The Natality of the Spirit

click here for german version

I admit, I wasn’t always an easy child, but just like so many children were stubborn, I used to be stubborn as well, I didn’t want to listen and was convinced that my opinion and decisions were the only right ones. My parents became desperate, like so many parents did, and gave up convincing me to go hiking or eat less (I loved eating), to study French or teach me math. However, they continued to consequently live their convincement and showed me that things were possible even though they weren’t for me right now.

My father took me to the craziest events and workshops where I used to be the youngest by far. The people there thought this was great, yet I couldn’t see why this should be so great… after all I did not do anything besides being there and it was more due to my dad than to me.

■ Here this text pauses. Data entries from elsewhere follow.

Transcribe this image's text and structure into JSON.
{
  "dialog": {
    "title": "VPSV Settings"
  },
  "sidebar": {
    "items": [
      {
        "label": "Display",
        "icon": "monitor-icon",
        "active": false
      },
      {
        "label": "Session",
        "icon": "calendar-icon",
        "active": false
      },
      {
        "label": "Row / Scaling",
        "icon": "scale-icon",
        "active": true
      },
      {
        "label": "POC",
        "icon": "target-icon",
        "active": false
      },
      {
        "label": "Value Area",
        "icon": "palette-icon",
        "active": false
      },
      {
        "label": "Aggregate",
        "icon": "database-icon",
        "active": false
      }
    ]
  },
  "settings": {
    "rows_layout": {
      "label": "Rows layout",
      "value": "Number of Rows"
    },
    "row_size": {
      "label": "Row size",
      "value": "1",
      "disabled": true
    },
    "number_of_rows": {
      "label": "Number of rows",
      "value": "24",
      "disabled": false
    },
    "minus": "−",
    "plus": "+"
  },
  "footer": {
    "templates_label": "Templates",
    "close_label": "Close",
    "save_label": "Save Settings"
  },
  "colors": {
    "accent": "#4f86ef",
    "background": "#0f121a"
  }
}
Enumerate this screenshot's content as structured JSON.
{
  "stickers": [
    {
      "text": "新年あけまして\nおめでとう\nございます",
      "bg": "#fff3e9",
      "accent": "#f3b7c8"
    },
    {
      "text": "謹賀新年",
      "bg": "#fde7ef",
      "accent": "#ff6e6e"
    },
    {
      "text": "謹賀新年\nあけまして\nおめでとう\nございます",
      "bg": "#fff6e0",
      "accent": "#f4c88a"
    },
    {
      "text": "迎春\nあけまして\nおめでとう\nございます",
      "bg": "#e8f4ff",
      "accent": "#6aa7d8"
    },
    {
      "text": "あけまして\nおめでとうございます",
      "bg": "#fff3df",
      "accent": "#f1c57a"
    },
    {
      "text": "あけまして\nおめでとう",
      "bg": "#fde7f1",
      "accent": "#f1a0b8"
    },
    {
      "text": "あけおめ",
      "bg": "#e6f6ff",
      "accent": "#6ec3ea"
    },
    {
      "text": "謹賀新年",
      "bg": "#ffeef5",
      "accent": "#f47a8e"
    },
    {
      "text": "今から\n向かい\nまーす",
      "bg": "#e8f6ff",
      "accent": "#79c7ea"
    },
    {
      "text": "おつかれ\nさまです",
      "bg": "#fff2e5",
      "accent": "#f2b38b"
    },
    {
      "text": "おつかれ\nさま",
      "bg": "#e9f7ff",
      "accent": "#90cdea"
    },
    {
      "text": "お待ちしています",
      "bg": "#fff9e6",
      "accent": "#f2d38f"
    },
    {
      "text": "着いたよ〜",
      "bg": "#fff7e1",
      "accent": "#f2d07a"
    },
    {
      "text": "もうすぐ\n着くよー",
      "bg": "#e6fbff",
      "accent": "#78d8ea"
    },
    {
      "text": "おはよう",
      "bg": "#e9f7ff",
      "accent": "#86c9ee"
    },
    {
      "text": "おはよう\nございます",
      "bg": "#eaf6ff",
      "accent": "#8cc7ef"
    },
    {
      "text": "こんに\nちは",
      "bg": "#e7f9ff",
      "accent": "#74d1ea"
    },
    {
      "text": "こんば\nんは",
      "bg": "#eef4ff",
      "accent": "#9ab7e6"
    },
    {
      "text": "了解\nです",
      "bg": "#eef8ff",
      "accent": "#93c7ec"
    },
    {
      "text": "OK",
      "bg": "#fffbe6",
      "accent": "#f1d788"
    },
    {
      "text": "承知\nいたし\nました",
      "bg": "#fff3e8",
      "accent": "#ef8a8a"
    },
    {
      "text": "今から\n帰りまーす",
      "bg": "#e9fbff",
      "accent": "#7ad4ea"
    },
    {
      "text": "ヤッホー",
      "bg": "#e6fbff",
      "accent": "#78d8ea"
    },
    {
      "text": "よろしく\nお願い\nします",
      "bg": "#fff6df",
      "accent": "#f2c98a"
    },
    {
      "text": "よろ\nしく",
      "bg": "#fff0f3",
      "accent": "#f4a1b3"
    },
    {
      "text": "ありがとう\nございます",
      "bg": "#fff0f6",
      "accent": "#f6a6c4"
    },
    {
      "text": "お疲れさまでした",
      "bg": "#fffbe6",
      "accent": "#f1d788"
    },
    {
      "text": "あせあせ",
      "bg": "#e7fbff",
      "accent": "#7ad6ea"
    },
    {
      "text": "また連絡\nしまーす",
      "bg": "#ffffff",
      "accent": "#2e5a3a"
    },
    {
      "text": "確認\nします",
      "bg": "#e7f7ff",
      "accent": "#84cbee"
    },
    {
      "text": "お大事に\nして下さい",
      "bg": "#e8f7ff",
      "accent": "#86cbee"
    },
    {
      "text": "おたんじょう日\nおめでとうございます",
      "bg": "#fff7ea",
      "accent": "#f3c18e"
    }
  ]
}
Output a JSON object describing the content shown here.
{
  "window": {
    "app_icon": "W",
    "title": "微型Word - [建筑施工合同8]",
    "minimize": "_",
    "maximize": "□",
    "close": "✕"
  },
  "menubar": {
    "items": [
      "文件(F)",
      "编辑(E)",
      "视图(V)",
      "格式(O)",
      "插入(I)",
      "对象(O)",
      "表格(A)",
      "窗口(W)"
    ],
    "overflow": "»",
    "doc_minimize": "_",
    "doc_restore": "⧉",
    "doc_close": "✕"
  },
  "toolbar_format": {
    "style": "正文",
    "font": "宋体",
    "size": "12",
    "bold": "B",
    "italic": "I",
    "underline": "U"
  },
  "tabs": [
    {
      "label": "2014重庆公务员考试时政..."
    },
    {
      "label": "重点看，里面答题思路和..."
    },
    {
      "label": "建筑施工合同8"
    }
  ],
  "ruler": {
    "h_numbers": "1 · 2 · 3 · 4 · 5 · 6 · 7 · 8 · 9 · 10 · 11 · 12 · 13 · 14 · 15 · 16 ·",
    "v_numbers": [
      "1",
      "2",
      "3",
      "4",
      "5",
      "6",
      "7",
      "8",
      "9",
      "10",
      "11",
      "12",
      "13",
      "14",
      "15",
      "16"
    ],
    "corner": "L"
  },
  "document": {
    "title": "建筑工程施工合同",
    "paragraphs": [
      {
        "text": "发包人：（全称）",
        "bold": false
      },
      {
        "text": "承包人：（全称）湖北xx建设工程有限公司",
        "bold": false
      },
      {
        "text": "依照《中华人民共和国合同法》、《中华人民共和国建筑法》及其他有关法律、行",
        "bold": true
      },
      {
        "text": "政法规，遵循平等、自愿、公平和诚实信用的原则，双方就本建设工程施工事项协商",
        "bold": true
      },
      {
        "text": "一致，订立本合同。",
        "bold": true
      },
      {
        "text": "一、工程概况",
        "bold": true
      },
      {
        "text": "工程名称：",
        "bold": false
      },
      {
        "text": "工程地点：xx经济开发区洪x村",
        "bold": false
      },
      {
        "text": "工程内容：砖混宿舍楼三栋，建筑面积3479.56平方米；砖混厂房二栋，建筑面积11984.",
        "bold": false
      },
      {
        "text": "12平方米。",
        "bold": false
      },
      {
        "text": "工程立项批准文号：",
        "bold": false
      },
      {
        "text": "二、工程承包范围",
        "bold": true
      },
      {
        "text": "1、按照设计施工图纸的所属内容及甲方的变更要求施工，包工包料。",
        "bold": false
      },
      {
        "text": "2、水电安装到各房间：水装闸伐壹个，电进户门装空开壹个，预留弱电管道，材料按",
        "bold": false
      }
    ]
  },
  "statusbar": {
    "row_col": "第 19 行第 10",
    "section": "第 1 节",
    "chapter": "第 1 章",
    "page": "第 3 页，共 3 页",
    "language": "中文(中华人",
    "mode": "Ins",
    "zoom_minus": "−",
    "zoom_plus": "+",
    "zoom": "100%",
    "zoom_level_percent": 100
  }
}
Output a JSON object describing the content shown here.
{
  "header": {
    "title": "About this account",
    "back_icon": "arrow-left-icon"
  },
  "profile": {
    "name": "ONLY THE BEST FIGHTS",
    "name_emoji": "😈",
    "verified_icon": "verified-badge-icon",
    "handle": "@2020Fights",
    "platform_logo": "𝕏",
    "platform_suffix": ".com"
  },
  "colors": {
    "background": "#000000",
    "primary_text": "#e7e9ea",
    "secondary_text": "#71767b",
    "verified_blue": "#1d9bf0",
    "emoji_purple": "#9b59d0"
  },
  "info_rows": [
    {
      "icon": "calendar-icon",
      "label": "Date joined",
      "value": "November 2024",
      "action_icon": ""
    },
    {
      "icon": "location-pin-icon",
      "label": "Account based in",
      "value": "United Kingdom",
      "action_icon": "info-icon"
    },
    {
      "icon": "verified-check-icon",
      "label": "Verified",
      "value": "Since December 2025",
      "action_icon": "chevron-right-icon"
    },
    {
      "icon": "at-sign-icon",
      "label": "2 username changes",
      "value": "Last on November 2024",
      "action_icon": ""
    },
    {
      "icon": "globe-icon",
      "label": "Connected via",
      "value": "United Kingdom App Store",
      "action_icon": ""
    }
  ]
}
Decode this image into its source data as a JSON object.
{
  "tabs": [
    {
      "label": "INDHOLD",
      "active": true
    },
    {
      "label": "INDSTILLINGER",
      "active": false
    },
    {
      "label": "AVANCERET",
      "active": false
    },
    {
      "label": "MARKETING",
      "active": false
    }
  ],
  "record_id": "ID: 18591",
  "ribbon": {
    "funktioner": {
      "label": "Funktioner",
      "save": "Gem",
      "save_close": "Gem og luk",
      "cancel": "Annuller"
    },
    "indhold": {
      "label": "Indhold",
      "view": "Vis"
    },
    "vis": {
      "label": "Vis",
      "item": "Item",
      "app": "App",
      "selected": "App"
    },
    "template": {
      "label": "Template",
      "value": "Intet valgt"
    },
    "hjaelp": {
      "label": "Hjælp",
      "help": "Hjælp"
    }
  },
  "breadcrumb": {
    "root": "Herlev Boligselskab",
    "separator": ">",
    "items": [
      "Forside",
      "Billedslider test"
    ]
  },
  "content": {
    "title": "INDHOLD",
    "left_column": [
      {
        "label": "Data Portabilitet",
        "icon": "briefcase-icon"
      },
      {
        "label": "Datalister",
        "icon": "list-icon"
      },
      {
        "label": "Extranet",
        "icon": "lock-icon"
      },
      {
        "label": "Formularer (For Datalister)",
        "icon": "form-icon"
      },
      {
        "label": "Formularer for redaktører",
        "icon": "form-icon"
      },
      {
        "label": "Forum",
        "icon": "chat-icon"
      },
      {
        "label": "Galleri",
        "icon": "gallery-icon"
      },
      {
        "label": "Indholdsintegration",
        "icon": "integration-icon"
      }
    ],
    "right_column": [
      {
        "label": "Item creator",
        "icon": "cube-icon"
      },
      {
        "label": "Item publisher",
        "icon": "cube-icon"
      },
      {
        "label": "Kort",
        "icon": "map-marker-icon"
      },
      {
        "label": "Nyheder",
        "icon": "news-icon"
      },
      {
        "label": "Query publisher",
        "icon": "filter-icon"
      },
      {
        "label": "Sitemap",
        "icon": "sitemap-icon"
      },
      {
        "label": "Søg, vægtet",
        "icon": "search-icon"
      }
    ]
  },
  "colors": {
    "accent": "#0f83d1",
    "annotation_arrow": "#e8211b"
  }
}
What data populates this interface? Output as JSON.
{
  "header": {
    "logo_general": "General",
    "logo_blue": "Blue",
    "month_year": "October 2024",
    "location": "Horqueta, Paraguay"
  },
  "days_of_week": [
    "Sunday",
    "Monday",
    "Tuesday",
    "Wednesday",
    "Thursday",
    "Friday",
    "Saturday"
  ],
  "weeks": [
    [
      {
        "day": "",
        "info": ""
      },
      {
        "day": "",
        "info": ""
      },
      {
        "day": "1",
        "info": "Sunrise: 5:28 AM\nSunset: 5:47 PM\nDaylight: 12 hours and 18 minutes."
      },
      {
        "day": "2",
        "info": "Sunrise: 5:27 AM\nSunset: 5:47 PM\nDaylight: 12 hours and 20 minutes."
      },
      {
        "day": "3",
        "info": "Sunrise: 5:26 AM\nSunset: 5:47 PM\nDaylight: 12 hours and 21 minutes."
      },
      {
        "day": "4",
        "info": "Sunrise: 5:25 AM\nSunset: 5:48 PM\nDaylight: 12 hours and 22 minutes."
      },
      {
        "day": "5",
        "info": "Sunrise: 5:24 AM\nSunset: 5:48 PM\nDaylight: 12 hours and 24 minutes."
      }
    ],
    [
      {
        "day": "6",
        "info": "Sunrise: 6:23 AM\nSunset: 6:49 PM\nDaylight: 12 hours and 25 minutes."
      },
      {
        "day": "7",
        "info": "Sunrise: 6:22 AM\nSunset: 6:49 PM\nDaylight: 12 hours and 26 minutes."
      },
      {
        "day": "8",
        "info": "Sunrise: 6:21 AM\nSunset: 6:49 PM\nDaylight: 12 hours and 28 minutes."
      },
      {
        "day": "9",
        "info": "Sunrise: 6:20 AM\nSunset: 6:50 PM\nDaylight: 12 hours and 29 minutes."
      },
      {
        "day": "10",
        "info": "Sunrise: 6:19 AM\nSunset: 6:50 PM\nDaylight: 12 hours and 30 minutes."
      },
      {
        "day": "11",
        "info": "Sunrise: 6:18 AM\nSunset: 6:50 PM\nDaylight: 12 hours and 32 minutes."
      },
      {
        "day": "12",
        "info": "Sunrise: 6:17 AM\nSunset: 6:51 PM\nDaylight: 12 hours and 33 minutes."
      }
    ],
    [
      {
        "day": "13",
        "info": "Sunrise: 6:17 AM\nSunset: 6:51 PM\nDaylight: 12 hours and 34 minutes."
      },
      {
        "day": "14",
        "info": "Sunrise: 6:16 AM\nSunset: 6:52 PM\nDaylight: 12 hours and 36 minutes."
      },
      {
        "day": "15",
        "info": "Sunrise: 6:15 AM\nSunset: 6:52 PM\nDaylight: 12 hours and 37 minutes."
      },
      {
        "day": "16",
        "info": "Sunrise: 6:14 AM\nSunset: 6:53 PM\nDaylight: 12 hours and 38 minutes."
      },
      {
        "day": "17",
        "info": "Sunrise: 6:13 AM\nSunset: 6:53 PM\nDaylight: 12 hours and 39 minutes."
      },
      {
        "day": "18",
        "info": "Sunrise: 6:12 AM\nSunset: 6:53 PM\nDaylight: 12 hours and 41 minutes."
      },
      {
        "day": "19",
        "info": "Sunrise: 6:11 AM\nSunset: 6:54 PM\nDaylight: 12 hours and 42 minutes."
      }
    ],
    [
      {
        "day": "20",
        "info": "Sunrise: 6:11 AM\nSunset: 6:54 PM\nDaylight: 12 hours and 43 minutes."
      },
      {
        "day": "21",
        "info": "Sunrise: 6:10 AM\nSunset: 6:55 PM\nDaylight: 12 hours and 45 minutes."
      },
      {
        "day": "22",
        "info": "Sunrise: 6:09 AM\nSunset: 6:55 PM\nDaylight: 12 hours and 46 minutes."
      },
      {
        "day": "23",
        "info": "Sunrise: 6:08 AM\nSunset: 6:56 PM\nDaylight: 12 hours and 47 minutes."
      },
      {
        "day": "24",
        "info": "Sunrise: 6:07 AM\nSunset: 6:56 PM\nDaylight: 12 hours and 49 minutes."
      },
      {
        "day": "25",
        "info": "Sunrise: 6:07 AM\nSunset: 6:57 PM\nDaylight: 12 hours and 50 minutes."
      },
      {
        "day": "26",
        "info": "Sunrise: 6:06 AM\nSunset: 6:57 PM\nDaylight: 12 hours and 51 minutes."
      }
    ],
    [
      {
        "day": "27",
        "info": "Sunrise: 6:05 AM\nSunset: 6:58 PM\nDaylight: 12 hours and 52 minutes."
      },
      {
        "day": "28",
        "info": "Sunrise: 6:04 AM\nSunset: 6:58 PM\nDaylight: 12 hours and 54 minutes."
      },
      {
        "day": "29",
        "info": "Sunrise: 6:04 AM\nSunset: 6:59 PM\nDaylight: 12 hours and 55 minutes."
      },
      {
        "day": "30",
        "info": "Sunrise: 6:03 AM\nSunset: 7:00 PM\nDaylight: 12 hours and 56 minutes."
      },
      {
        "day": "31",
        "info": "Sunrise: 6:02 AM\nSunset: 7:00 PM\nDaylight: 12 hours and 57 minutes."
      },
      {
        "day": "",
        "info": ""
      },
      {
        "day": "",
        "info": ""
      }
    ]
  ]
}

Even though I have become less stubborn and started listening more to my parents, I still often did not understand why and what my parents adventured with me. It was especially my dad who managed to visit the strangest shows and do the most nerve-racking adventures with me. We visited exhibitions (I might not have understood the art objects but at least it looked nice), participated at acting-workshops where we had to play the last minute of our life and naked men took mud baths in the middle of the woods. I was rock climbing for the first time of my life… with a level of difficulty C and a partly overhanging rock wall. We went to art performances where Buddhist monks made weird noises, while in others they made neither a sound nor a movement. With fifteen I did zazen and paddled on the Danube in Serbia for a week where I became faecal contamination. My father practiced fractions with me, whereas I never understood what he wanted from me until I eventually simply memorized the answers.

It was definitely not always easy, often I shed a lot of tears and I was convinced that I was the poorest girl with the strictest father in the whole world. But sometimes we have to be forced to do what’s good for us and I am very thankful that my dad did force me. It was by no means an easy path, neither for me nor for my dad, but we both continued walking on this path. What I haven’t seen while all these adventures, was, that my mind and spirit grew, it was the “Natality” of the spirit. What first didn’t exist in my perceived world, I suddenly had experienced. Where I first thought to be confronted with my limits, I had gone beyond my own boarders. I have learned to think abstractly and be open for things that I cannot see yet at this moment.

Now I study philosophy full of joy and I am certainly grateful to my dad for pushing me through this stony path rather than just sitting on a stone thinking.